The recent "weakness" in gold stocks has concerned some bulls in the sector that have been banking on this sector calling the demise for the broader markets here in the U.S. and around the world. For years, "gold bugs" as they are affectionately called have been saying that gold stocks were due to rally and that the pending collapse of many stock markets and financial institutions around the world would suffer and that "gold bugs" would prosper.
Until the past six months, those warnings from gold bugs fell on deaf ears, but lately that has changed.
But, as many have come to understand, its usually after a young bull has watched a sector surge higher that he/she eventually gets the gumption to step in and get some bullish exposure to the sector, despite its strong run.
Last week, we did see some rather "suspicious" selling in the group. Suspicious in that it came under broader market declines despite still looming threats of war in the Middle East.
There are some near-term supply/demand shifts taking place that traders and investors may want to monitor and it may indeed help "call the market" going forward.
Every trader can use the "scenario" that gold stocks will rise and broader markets will fall. That's DIVERGENCE and something a trader always looks for.
Gold/Silver Index Chart - $2 box
The $2 box of the Gold/Silver Index (XAU.X) is used by institutions to monitor supply/demand for stocks in this group. The $2 box removes a lot of the volatility that this sector will exhibit, even though it trades below the 100 mark. This $2 box gives the trader/investor the "bigger picture" of longer-term supply/demand.
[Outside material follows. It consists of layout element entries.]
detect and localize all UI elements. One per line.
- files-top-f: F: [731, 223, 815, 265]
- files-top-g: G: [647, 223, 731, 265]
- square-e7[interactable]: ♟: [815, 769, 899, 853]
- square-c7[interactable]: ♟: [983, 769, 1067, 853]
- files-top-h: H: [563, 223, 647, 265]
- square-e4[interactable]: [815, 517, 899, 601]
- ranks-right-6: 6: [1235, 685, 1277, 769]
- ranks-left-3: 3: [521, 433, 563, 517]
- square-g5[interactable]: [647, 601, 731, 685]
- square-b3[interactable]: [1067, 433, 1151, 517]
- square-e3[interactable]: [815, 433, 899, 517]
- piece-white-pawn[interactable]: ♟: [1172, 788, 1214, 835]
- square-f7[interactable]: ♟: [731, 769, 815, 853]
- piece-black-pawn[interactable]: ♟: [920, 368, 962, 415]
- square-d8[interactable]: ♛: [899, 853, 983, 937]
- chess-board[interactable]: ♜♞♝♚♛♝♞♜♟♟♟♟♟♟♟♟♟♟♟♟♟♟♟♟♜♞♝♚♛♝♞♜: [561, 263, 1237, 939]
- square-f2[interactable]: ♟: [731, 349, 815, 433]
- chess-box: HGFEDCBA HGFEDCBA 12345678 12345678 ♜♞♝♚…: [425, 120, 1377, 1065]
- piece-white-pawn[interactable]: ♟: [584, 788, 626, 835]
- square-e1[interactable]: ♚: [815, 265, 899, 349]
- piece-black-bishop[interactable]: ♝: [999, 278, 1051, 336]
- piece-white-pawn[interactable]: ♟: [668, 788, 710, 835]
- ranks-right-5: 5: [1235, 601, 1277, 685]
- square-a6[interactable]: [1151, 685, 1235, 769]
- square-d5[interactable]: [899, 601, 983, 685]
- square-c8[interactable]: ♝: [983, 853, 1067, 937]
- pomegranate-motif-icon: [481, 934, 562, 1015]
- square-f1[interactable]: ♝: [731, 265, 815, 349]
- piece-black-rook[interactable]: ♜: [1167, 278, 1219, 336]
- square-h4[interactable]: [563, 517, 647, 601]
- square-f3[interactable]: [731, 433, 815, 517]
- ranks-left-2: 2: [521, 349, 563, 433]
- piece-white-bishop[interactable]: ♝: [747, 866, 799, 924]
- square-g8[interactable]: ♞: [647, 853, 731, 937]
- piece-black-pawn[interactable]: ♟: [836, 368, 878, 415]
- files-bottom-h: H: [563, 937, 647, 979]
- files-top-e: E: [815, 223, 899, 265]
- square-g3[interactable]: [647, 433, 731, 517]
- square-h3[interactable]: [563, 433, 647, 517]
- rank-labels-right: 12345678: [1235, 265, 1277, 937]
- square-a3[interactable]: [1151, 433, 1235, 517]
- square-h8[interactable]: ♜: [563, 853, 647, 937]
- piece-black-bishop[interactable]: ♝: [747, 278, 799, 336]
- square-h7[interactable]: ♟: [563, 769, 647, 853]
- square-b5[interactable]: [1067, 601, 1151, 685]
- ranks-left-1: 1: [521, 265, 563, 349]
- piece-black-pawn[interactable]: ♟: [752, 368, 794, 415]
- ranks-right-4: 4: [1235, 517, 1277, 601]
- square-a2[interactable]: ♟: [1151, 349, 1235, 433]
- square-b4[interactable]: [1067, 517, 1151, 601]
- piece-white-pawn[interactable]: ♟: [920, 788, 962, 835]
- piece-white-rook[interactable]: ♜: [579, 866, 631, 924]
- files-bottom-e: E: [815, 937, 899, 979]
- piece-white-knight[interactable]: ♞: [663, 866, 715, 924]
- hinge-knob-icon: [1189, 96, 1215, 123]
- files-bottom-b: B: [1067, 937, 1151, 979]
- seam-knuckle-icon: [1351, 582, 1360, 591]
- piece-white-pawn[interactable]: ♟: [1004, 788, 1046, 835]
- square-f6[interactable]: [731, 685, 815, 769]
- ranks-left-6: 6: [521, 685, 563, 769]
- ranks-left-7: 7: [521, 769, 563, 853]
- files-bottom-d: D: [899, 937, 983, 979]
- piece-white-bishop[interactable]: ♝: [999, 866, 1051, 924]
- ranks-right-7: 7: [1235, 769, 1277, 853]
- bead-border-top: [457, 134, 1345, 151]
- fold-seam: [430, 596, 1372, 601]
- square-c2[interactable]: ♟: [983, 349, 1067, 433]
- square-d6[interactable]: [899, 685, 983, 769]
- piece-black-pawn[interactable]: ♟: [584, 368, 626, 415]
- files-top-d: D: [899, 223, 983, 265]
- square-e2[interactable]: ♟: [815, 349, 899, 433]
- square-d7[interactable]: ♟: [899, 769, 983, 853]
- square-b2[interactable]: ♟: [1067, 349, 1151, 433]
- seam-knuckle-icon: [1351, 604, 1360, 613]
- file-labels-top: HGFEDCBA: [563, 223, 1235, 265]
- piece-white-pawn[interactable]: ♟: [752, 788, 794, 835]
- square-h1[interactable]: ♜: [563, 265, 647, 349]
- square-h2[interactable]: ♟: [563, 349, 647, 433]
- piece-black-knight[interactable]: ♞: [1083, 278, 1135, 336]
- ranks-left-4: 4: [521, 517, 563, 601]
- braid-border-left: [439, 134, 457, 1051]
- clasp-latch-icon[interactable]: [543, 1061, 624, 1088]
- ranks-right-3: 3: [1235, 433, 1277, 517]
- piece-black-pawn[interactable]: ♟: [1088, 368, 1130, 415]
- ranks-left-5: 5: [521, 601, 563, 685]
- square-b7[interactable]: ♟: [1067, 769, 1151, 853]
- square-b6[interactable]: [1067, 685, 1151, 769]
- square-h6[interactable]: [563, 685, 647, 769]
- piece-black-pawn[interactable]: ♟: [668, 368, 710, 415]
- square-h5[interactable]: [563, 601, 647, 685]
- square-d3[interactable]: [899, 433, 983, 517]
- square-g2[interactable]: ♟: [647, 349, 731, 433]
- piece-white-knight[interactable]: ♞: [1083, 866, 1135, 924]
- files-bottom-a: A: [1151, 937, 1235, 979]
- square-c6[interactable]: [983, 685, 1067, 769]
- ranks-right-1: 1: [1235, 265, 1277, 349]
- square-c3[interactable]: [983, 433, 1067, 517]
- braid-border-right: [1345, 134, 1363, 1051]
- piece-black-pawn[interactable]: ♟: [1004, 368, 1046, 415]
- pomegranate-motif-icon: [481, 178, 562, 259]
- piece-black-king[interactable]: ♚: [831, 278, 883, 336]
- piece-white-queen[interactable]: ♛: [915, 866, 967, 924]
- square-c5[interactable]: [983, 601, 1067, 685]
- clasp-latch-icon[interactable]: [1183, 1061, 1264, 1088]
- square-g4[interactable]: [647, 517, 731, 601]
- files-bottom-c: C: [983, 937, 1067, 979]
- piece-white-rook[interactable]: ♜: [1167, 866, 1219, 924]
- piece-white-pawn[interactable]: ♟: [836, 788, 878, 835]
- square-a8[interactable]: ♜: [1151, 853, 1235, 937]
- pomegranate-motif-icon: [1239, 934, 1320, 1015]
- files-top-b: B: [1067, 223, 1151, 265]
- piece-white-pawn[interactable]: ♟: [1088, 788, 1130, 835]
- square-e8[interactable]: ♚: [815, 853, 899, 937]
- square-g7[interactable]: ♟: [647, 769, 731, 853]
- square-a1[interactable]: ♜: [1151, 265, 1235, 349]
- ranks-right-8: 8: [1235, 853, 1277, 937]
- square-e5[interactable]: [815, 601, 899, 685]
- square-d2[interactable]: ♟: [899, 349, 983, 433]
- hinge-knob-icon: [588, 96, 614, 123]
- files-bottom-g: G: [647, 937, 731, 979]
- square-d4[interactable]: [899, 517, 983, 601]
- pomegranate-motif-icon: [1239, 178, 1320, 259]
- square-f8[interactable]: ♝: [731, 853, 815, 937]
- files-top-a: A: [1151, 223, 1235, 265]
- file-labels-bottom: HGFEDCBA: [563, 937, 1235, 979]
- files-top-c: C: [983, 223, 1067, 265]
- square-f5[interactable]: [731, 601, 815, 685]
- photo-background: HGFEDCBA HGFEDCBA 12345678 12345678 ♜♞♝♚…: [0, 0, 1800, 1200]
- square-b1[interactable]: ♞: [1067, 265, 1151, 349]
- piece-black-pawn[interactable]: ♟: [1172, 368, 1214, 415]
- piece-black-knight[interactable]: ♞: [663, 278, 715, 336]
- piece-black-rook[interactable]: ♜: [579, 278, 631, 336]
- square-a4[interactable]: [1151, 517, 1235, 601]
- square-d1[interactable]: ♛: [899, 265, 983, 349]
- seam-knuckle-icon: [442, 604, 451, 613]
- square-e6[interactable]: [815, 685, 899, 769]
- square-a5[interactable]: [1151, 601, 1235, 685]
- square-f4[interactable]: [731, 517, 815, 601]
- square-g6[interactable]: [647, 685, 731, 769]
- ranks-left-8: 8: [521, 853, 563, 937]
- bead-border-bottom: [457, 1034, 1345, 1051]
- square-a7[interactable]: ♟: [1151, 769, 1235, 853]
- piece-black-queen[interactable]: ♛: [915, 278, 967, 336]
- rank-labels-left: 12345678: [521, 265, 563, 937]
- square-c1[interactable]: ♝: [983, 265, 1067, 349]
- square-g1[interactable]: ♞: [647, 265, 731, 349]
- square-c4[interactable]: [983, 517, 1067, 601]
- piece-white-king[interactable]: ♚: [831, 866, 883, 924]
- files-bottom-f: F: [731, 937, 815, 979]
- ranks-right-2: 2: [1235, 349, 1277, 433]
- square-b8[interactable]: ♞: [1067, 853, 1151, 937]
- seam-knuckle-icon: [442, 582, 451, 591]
Yesterday in the market monitor, I profiled a bullish trade in shares of Newmont Mining (NYSE:NEM) $28.86 -0.48% at the $28.19 level. A trader of NEM can monitor that stock against the above chart, understanding perhaps that a trade at 72 in the XAU.X would be sign of further weakness in the sector at what looks to be a longer-term pivot point for this index dating clear back to the 72 level in November of 2000. The thinking here is that 72 was resistance back then, and may now serve as support.
One near-term negative on the $2 box of the XAU.X is the formation of a "high pole warning" where the current column of O (supply) has covered a long column of X (demand) by more than 50%. This can be an early sign that supply may be outstripping current demand for stocks in this group. This should be monitored and understood.
However, based on the bullish vertical count of $106, trades at current levels using $72 as a stop, are looking at a very favorable risk/reward trade from the bullish side. Thus a bullish profile in sector bellwether Newmont Mining (NEM) yesterday.
Gold/Silver Index Chart - $1 box
Yesterday, the Gold/Silver Index (XAU.X) achieved and slightly exceeded a bearish vertical count from its $1 box of $76. However, the test of the bullish trend made for a nice risk/reward entry point for a bullish trade, with stop set tight at $73.
Yesterday, we also talked about how a sector trader can perhaps use the smaller capitalized and often "speculative" gold stocks like Bema Gold (AMEX:BGO) $1.28 +0.78% to get a feel for how aggressive sector participants are. With BGO recovering from the $1.00 level yesterday, we perceived near-term "aggressiveness" from bulls, once again hinting of a decent bullish near-term entry point for "gold bugs."
Now all we have to do is monitor things going forward. Near- term, I'd look for some resistance in BGO at the $1.47 level, which is outlined from retracement. Funny, but this morning's low for BGO was $1.15, a penny below our 38.2% retracement support of $1.16.
We can perhaps correlated the BGO $1.47 level with the XAU.X $82.
True.. I haven't mentioned Newmont's (NEM) chart once. I don't think I necessarily have to. After all, that trade was simply set up by the action in BGO and the XAU.X levels and action outlined above. Some call it "trading in 3-dimensions" whereby the trade is initiated from other observations based on broader sector analysis and scenarios.
Stop on Newmont (NEM) $29.01 +0.06% remains just below yesterday's low of $27.61, with a near-term target of $30.
As it relates to the broader market. Gold stocks have indeed benefited at the expense of the broader market. That's some DIVERGENCE and we "know" the various reasons of why this may be. Going forward, all we have to do is monitor things.
If the XAU.X starts finding some resistance at/near the $83 level and the broader market begins to firm, be on the lookout for any weakness in gold stocks and strengthening in the broader markets.
However, should we see gold stocks continue to march higher and break to new highs, a "gold bug's" scenario for doom and gloom is still in play.
Of course, I'll also be monitoring Treasury YIELDS. I've run way late with this update, but something I feel very good and important that we can all follow to keep a pulse on things.